Can We Use Reason to Understand God?

Many times in conversations with Christians, I have heard the claim that God cannot be understood using reason. Some Christians will bring up the doctrine of the Trinity as an objection to using reason to understand God, seemingly admitting that the doctrine is not rational. The reason usually given is that God is beyond reason and that by attempting to use reason to understand Him, we are putting God in a box. Furthermore, a Christian may even claim that one is arrogant for attempting to understand God using reason. However, I disagree with this sentiment and believe that we can use reason in our pursuit of God.


In a sense, yes, God is beyond reason. God is infinite, and hence, cannot be fully understood by finite creatures. Nevertheless, we must ask, then: what is the source of reason? The answer that I suspect most Christians will give is that reason comes from God. This is true. 

Reason may be considered arbitrary, although it is applied to concrete things. We must ask, then, whether reason is also subjective. It would seem that if reason is purely human, it is subjective and cannot be used in the pursuit for discovering objective reality. Now, reason is simply the way by which we understand things using our intellect. With that said, reason is nearly unavoidable in any context.

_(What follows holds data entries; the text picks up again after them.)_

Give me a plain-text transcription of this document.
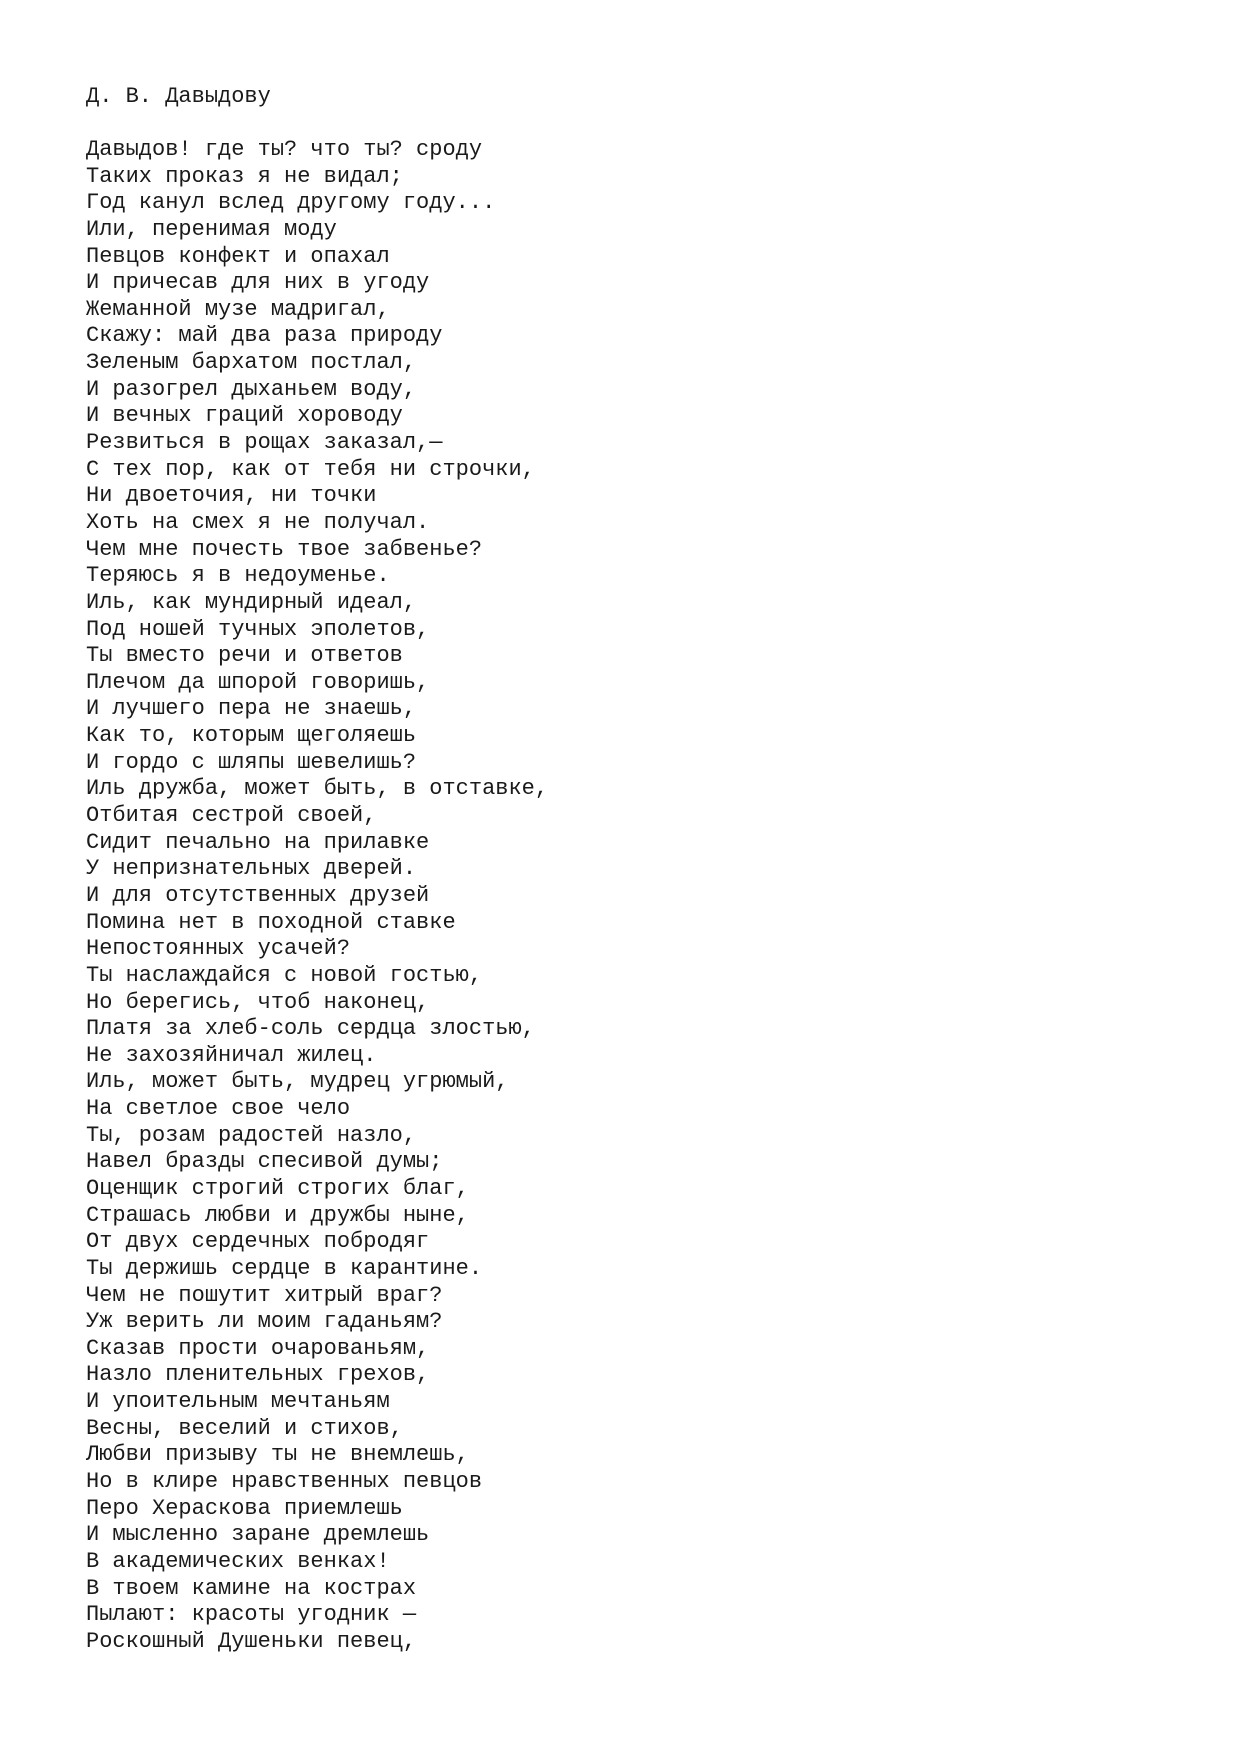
Д. В. Давыдову
Давыдов! где ты? что ты? сроду
Таких проказ я не видал;
Год канул вслед другому году...
Или, перенимая моду
Певцов конфект и опахал
И причесав для них в угоду
Жеманной музе мадригал,
Скажу: май два раза природу
Зеленым бархатом постлал,
И разогрел дыханьем воду,
И вечных граций хороводу
Резвиться в рощах заказал,—
С тех пор, как от тебя ни строчки,
Ни двоеточия, ни точки
Хоть на смех я не получал.
Чем мне почесть твое забвенье?
Теряюсь я в недоуменье.
Иль, как мундирный идеал,
Под ношей тучных эполетов,
Ты вместо речи и ответов
Плечом да шпорой говоришь,
И лучшего пера не знаешь,
Как то, которым щеголяешь
И гордо с шляпы шевелишь?
Иль дружба, может быть, в отставке,
Отбитая сестрой своей,
Сидит печально на прилавке
У непризнательных дверей.
И для отсутственных друзей
Помина нет в походной ставке
Непостоянных усачей?
Ты наслаждайся с новой гостью,
Но берегись, чтоб наконец,
Платя за хлеб-соль сердца злостью,
Не захозяйничал жилец.
Иль, может быть, мудрец угрюмый,
На светлое свое чело
Ты, розам радостей назло,
Навел бразды спесивой думы;
Оценщик строгий строгих благ,
Страшась любви и дружбы ныне,
От двух сердечных побродяг
Ты держишь сердце в карантине.
Чем не пошутит хитрый враг?
Уж верить ли моим гаданьям?
Сказав прости очарованьям,
Назло пленительных грехов,
И упоительным мечтаньям
Весны, веселий и стихов,
Любви призыву ты не внемлешь,
Но в клире нравственных певцов
Перо Хераскова приемлешь
И мысленно заране дремлешь
В академических венках!
В твоем камине на кострах
Пылают: красоты угодник —
Роскошный Душеньки певец,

The question of concern is whether the reason being used is good reasoning or bad reasoning. 

What is meant, however, by the statement that reason comes from God is that the principles of logic according to which good reasoning operates is from God.  Now, logic is certainly discovered rather than invented by humans. Otherwise, mathematics itself would be subjective, since mathematics may be thought of as logic applied to quantities and numerical values. Logic is simply the way by which things function and by which things are defined. For example, something cannot be both possible and impossible at the same time and in the same sense, since that which is possible is by definition not impossible and that which is impossible is by definition not possible.

Since logic is discovered, it must have an ultimate source external to humans. Now, logic cannot find its source in nature, since nature is material and concrete, yet logic is immaterial and arbitrary. Thus, logic must find its source in a mind, since that which is arbitrary comes from a mind. Now, logic, as already discussed, cannot come purely from human minds, since it is not a human invention. However, it cannot come from any other contingent mind either, for a contingent mind is subject to other causes. Therefore, logic must come from the mind of a necessary being, that is, God. If logic comes from the mind of God, then in that sense, God is beyond logic and consequently beyond reason insofar that by reason it is really meant the principles of logic according to which good reasoning operates.

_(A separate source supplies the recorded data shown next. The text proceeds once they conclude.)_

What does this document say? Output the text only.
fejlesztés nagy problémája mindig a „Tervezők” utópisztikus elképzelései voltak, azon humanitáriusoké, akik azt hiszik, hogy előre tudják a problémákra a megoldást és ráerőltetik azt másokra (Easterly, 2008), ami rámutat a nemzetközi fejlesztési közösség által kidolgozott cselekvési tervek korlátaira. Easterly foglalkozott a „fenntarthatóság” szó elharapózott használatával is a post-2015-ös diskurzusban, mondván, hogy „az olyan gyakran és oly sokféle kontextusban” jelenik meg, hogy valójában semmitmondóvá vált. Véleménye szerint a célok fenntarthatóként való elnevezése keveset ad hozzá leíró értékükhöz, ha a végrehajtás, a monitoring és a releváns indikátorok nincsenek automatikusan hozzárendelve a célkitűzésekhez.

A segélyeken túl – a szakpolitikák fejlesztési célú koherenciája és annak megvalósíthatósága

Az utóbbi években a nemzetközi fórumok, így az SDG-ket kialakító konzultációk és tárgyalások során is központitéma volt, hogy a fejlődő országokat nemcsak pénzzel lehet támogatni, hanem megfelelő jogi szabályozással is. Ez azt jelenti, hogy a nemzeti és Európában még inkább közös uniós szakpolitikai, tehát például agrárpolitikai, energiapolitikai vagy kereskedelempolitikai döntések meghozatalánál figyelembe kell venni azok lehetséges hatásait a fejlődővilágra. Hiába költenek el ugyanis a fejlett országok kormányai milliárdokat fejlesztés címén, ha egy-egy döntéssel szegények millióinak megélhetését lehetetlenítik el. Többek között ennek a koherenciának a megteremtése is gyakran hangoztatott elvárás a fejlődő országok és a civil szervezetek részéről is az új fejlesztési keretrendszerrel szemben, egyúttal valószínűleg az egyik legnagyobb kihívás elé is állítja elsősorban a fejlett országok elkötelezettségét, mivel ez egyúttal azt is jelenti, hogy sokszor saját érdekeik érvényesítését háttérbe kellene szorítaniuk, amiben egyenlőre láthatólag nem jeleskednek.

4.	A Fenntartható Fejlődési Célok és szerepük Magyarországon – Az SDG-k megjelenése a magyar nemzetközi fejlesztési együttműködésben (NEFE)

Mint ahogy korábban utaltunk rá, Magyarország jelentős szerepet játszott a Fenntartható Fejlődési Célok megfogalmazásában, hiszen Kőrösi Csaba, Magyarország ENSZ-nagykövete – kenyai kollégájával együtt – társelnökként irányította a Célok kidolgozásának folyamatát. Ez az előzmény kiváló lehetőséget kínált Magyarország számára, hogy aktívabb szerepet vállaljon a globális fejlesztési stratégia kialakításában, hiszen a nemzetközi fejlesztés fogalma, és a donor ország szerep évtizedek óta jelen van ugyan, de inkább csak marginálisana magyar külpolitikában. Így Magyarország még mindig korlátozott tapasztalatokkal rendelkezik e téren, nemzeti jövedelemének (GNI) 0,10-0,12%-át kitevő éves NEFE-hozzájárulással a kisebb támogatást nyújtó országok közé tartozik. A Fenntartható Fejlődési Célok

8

With all of that said, God’s essence cannot be contrary to logic, since logic comes from God. If logic comes from the mind of God, then God would be contrary to Himself if His own essence is not logical. Thus, God’s nature cannot be logically contradictory. However, a qualification should be made here. There is a difference between that which is logically contradictory and logically incoherent and that which is logically incomprehensible. Something can be true yet logically incomprehensible, but nothing can be true and logically contradictory or logically incoherent. 


The claim that is essentially made by Trinitarians is that God’s essence cannot be understood through logic since He is beyond logic. However, the consequence of this thinking is that God’s essence can be contrary to logic. This results in odd conversations, since a Christian may at first admit that the doctrine is, in fact, not contrary to logic, but then after further conversation will say that God is beyond reason anyway. In other words, it is as if they make their positions unfalsifiable if they are presented with an argument that clearly demonstrates the logical contradiction of the Trinity. Really, this is a show of dishonest discussion. They make the claim that the Trinity is not illogical but then claim that it does not matter whether the Trinity is logical or not since God is beyond reason. Thus, these discussions will often prove to be fruitless. 


It is evident that reason can be used to understand God’s nature, although only to a limited extent. It can be used to check for logical coherence in our understanding of God and to ensure that our understanding of Him does not produce any logical contradiction, since logic comes from God. However, we should also not be presumptuous in thinking that we can know every aspect of God’s nature through reason, since our minds are finite and incapable of understanding the great magnitude of who God is. There are times when it must be admitted that, although something may not be logically contradictory or logically incoherent, it may still be logically incomprehensible, at least for now.